Trump appears to soften stance on NSA whistleblower Edward Snowden

Edward Snowden’s book, Permanent Record, was released last year. 

It offers by far the most expansive and personal account of how Snowden turned from obscure NSA worker to whisleblower, a move which set off a national debate about the extent of government surveillance by intelligence agencies desperate to avoid a repeat of the September 11 attacks. 

Intelligence officials who conduct annual classified assessments of damage from Snowden’s disclosures have said the documents will continue trickling out into the public domain for years to come.

Though the book comes six years after the disclosures, Snowden, who fled first to Hong Kong and then Russia, attempts in his memoir to place his concerns in a contemporary context. 

 ‘What is real is being purposely conflated with what is fake, through technologies that are capable of scaling that conflation into unprecedented global confusion,’ he says.

The story traces Snowden’s evolution from childhood, from growing up in the 1980s in North Carolina and suburban Washington, where his mother worked as a clerk at the NSA and his father served in the Coast Guard.
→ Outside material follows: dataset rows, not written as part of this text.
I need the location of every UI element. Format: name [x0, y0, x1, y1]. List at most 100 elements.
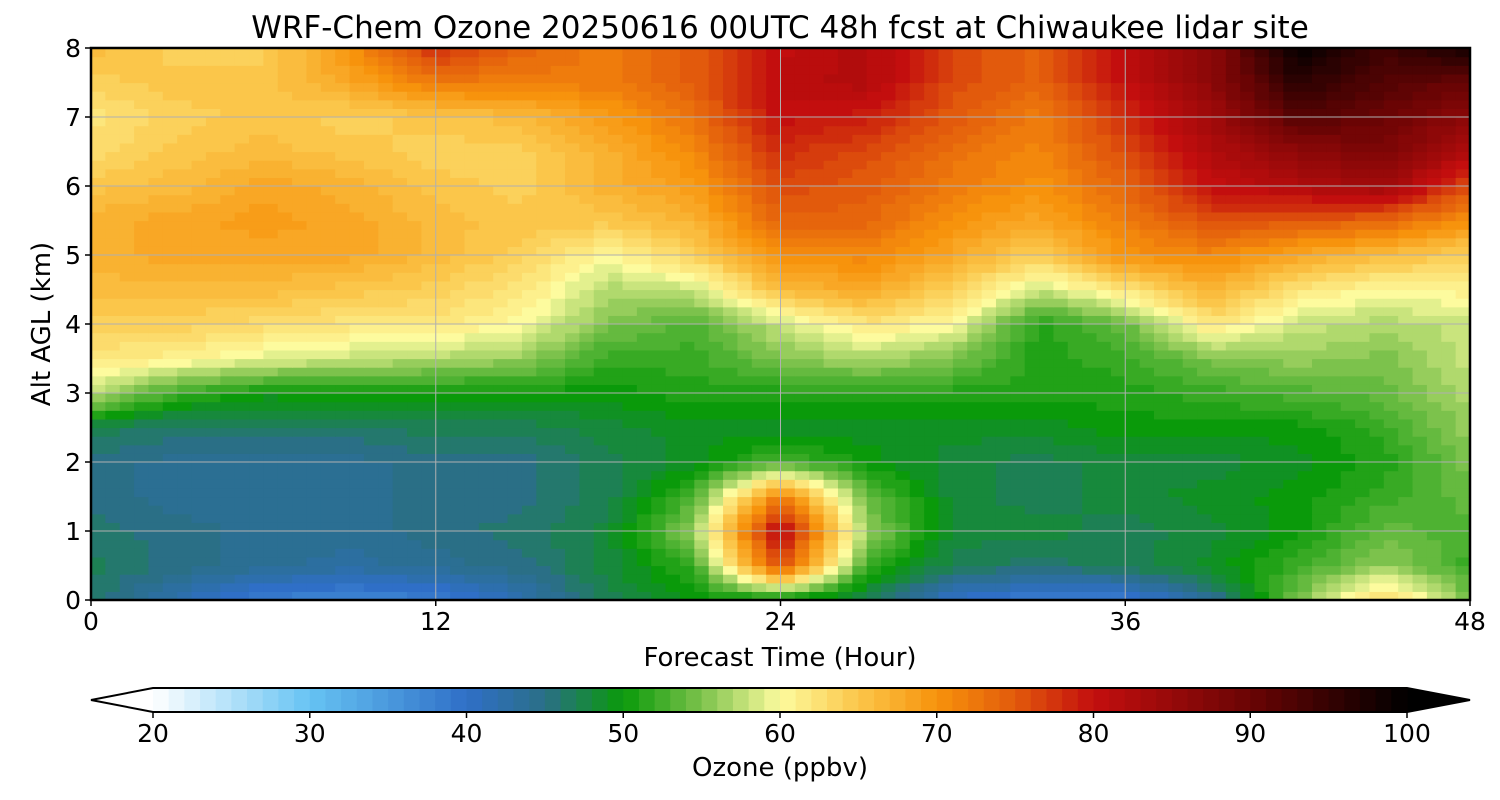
heatmap-cell [1268, 505, 1284, 515]
heatmap-cell [134, 444, 150, 454]
heatmap-cell [177, 246, 193, 256]
heatmap-cell [191, 462, 207, 472]
heatmap-cell [1039, 255, 1055, 265]
heatmap-cell [1297, 556, 1313, 567]
heatmap-cell [1340, 375, 1356, 385]
heatmap-cell [292, 341, 308, 351]
heatmap-cell [608, 160, 624, 170]
heatmap-cell [249, 479, 264, 489]
heatmap-cell [823, 470, 839, 480]
heatmap-cell [1182, 453, 1198, 463]
heatmap-cell [105, 453, 121, 463]
heatmap-cell [852, 410, 868, 420]
heatmap-cell [1369, 487, 1385, 498]
heatmap-cell [1268, 203, 1284, 213]
heatmap-cell [780, 177, 796, 187]
heatmap-cell [751, 151, 767, 161]
heatmap-cell [1067, 280, 1083, 291]
heatmap-cell [493, 410, 509, 420]
heatmap-cell [450, 160, 466, 170]
heatmap-cell [162, 220, 178, 230]
heatmap-cell [866, 315, 882, 325]
heatmap-cell [1053, 418, 1069, 429]
heatmap-cell [1383, 582, 1399, 592]
heatmap-cell [1197, 177, 1213, 187]
heatmap-cell [881, 203, 897, 213]
heatmap-cell [1383, 289, 1399, 299]
heatmap-cell [1053, 246, 1069, 256]
heatmap-cell [1297, 574, 1313, 584]
heatmap-cell [981, 324, 997, 334]
heatmap-cell [794, 375, 810, 385]
heatmap-cell [837, 324, 853, 334]
heatmap-cell [1283, 427, 1299, 437]
heatmap-cell [493, 548, 509, 558]
heatmap-cell [665, 591, 681, 601]
heatmap-cell [1297, 505, 1313, 515]
heatmap-cell [493, 505, 509, 515]
heatmap-cell [205, 315, 221, 325]
heatmap-cell [995, 462, 1011, 472]
heatmap-cell [1412, 591, 1428, 601]
heatmap-cell [1254, 349, 1270, 360]
heatmap-cell [823, 582, 839, 592]
heatmap-cell [1268, 341, 1284, 351]
heatmap-cell [1153, 487, 1169, 498]
heatmap-cell [1268, 151, 1284, 161]
heatmap-cell [162, 272, 178, 282]
heatmap-cell [478, 177, 494, 187]
heatmap-cell [407, 574, 422, 584]
heatmap-cell [809, 496, 825, 506]
heatmap-cell [1268, 574, 1284, 584]
heatmap-cell [1053, 341, 1069, 351]
heatmap-cell [1024, 298, 1040, 308]
heatmap-cell [852, 332, 868, 342]
heatmap-cell [866, 375, 882, 385]
heatmap-cell [464, 203, 480, 213]
heatmap-cell [349, 255, 365, 265]
heatmap-cell [909, 410, 925, 420]
heatmap-cell [392, 151, 408, 161]
heatmap-cell [881, 289, 897, 299]
heatmap-cell [881, 298, 897, 308]
heatmap-cell [119, 479, 135, 489]
heatmap-cell [507, 410, 523, 420]
heatmap-cell [1412, 479, 1428, 489]
heatmap-cell [651, 229, 667, 239]
heatmap-cell [1283, 289, 1299, 299]
heatmap-cell [105, 436, 121, 446]
heatmap-cell [651, 263, 667, 273]
heatmap-cell [1024, 168, 1040, 178]
heatmap-cell [1355, 280, 1371, 291]
heatmap-cell [1182, 289, 1198, 299]
heatmap-cell [450, 531, 466, 541]
heatmap-cell [1268, 194, 1284, 204]
heatmap-cell [1326, 298, 1342, 308]
heatmap-cell [1412, 522, 1428, 532]
heatmap-cell [751, 436, 767, 446]
heatmap-cell [952, 332, 968, 342]
heatmap-cell [723, 384, 738, 394]
heatmap-cell [665, 496, 681, 506]
heatmap-cell [809, 246, 825, 256]
heatmap-cell [1355, 349, 1371, 360]
heatmap-cell [1426, 548, 1442, 558]
heatmap-cell [1139, 522, 1155, 532]
heatmap-cell [507, 160, 523, 170]
heatmap-cell [220, 418, 236, 429]
heatmap-cell [478, 263, 494, 273]
heatmap-cell [593, 220, 609, 230]
heatmap-cell [593, 324, 609, 334]
heatmap-cell [1254, 151, 1270, 161]
heatmap-cell [1067, 513, 1083, 523]
heatmap-cell [91, 522, 106, 532]
heatmap-cell [1211, 324, 1227, 334]
heatmap-cell [895, 479, 911, 489]
heatmap-cell [1340, 539, 1356, 549]
heatmap-cell [249, 513, 264, 523]
heatmap-cell [407, 298, 422, 308]
heatmap-cell [1139, 513, 1155, 523]
heatmap-cell [1225, 582, 1241, 592]
heatmap-cell [119, 237, 135, 247]
heatmap-cell [421, 427, 437, 437]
He came of age as the Internet evolved from an obscure government computer network and describes how a youthful fascination with technology – as a child, he took apart and reassembled a Nintendo console and, as a teenager, hacked the Los Alamos nuclear laboratory network – eventually led him to a career as an NSA contractor, where he observed high-tech spy powers with increasing revulsion.

Analysts used the government’s collection powers to read the emails of current and former lovers and stalk them online, he writes.

One particular program the NSA called XKEYSCORE allowed the government to scour the recent Internet history of average Americans. 

He says he learned through that program that nearly everyone who’s been online has at least two things in common: They’ve all watched pornography at one time or another, and they’ve all stored videos and pictures of their family.

‘This was true,’ he writes, ‘for virtually everyone of every gender, ethnicity, race, and age – from the meanest terrorist to the nicest senior citizen, who might be the meanest terrorist’s grandparent, or parent, or cousin.’

He struggled to share his concerns with his girlfriend, who joined him in Russia and is now his wife.

‘I couldn’t tell her that my former co-workers at the NSA could target her for surveillance and read the love poems she texted me. I couldn’t tell her that they could access all the photos she took – not just the public photos, but the intimate ones,’ he writes. 

‘I couldn’t tell her that her information was being collected, that everyone’s information was being collected, which was tantamount to a government threat: If you ever get out of line, we’ll use your private life against you.’

Before summoning a small group of journalists to Hong Kong to disclose classified secrets, knowing that a return to the US was impossible, he says he prepared like a man about to die. He emptied his bank accounts, put cash into a steel ammo box for his girlfriend and erased and encrypted his old computers.

These days he remains outside the reach of a US Justice Department that brought Espionage Act charges just weeks after the disclosures. 

He spends many of his days behind a computer and participating in virtual meetings with fellow board members at the Freedom of the Press Foundation. ‘I beam myself onto stages around the world’ to discuss civil liberties, he writes.

When he does go out, he tries to shake up his appearance, sometimes wearing different glasses. He keeps his head down when he walks past buildings equipped with closed-circuit television. Once, he says, he was recognized in a Moscow museum and consented to a selfie request from a teenage girl speaking German-accented English. 

It’s unclear when or even if Snowden will return to a country where his family has deep roots. He traces his lineage back to the Mayflower and ancestors who fought in the Revolutionary War.

He was shaken by the September 11 attacks, but describes his ‘reflexive, unquestioning support’ for the wars that followed as the greatest regret of his life.

‘It was as if whatever institutional politics I’d developed had crashed – the anti-institutional hacker ethos instilled in me online, and the apolitical patriotism I’d inherited from my parents, both wiped from my system – and I’d been rebooted as a willing vehicle of vengeance.’

He describes the 18 years since the September 11 attacks as ‘a litany of American destruction by way of American self-destruction, with the promulgation of secret policies, secret laws, secret courts and secret wars’.